Kruse highlighted several key factors underpinning India’s resilience, including a relatively low net energy import share of 2.8 to 3 percent of GDP, foreign exchange reserves sufficient to cover more than 10 months of imports, low inflation rates, and a modest current account deficit. These elements collectively strengthen India’s capacity to absorb external shocks related to fluctuating global energy markets.

The World Bank also revised upward its growth forecast for India in the current fiscal year by 30 basis points, projecting a 6.6 percent expansion compared to an earlier estimate of 6.3 percent. Nevertheless, this revised forecast remains lower than the growth recorded in the previous fiscal year. Looking ahead, the Bank’s South Asia Economic Update projects growth to accelerate further to 7.6 percent in the fiscal year 2025-26, up from 7.1 percent in 2024-25, driven by robust domestic demand and resilient exports.

Comparing the current geopolitical disruptions to an “earthquake,” Kruse said that India’s “structure of house and fire trucks are coming,” referring to the country’s preparedness and policy responses to external shocks. He underscored India’s status as the fastest-growing large economy globally in fiscal 2025-26 despite facing some of the highest tariff barriers on its exports worldwide. Tax reforms, including income tax cuts and reductions in goods and services tax (GST) rates introduced last year, have bolstered domestic consumption. Exports and investment have also performed better than initially expected, despite concerns over tariff implications.

The Bank’s growth assumptions for fiscal 2026-27 incorporate an estimated oil price range of $90 to $100 per barrel. It praised the Indian government’s approach to managing the energy market volatility caused by the West Asia crisis, emphasizing efforts to balance supply stabilization without resorting to extensive rationing or harsh restrictions.

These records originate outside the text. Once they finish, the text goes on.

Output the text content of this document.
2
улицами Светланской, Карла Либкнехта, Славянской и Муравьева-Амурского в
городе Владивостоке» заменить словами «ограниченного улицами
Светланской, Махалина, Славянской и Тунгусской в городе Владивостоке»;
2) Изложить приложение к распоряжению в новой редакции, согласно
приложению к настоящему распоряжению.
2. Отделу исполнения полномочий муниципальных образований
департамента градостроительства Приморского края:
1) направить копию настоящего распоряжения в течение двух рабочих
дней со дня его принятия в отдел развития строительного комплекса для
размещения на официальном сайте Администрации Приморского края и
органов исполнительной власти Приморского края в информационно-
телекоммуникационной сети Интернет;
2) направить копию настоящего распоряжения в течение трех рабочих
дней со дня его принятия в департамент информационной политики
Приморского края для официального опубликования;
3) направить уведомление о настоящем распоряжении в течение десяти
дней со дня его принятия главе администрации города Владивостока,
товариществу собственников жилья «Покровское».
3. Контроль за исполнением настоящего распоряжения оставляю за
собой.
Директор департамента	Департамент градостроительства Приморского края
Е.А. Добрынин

The government maintained relatively stable retail oil prices to avoid abrupt economic shocks, a strategy the Bank identified as prudent.

World Bank Regional Practice Director for South Asia Prosperity, Sebastian Eckardt, pointed to India’s strong growth momentum being supported by favorable policies, including progress toward a free trade agreement with the European Union and recent labor reforms. He said that despite global economic headwinds, India and the broader region are expected to remain among the more robust performers worldwide.

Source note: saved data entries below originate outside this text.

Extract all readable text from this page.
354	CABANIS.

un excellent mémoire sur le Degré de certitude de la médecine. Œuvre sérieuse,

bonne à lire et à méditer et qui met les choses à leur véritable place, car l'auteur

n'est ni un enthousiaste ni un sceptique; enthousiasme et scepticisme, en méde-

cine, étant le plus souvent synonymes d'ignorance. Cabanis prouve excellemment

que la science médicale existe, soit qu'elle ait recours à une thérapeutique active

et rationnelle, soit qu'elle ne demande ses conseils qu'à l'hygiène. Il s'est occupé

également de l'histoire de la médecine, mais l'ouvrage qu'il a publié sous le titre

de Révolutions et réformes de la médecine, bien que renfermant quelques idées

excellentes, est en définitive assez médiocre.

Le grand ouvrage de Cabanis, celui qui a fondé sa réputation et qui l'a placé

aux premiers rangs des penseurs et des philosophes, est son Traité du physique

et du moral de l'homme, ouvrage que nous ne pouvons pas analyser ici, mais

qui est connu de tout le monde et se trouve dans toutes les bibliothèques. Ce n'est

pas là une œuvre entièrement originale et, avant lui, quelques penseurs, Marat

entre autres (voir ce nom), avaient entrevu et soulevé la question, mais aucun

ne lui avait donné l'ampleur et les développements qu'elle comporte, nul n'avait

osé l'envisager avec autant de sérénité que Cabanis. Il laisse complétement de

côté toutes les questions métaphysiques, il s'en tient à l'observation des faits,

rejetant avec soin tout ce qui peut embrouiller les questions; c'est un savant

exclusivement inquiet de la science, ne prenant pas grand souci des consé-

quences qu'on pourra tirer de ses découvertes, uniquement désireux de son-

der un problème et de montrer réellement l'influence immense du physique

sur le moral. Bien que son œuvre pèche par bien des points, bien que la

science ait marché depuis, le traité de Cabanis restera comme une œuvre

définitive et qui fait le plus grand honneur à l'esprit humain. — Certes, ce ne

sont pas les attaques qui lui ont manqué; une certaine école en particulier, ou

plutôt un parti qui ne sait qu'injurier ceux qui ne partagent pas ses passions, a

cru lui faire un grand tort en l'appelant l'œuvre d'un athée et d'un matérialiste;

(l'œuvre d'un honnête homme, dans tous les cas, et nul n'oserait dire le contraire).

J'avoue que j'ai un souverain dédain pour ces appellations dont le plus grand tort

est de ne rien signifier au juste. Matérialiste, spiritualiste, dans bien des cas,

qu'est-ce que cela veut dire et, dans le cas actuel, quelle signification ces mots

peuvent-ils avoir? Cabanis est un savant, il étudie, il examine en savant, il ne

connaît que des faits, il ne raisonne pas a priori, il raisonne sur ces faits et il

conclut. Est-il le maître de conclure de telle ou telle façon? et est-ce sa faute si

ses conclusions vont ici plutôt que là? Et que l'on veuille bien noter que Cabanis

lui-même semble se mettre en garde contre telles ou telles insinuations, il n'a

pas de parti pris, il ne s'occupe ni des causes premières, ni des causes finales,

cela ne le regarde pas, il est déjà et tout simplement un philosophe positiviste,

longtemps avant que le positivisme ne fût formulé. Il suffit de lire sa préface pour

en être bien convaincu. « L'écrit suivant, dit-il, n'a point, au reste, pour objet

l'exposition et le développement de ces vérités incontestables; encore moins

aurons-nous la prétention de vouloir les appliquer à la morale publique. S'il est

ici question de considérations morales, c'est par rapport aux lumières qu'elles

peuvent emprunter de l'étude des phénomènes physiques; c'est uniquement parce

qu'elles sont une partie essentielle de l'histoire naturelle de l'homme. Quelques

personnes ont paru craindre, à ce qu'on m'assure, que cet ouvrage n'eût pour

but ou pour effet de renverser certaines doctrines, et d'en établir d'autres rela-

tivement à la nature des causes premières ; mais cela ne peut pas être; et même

In terms of fiscal impact, the World Bank forecasts India’s current account deficit to widen to 1.8 percent of GDP in fiscal 2026-27 due to increased energy import costs. The combined fiscal deficit for the central and state governments is projected to increase slightly to 7.6 percent of GDP, up from 7.3 percent in a scenario without the crisis, reflecting higher subsidies on fertilizers and fuel. However, excise duty cuts are expected to restrain revenue growth. Over the medium term, the Bank anticipates a gradual reduction in the overall fiscal deficit.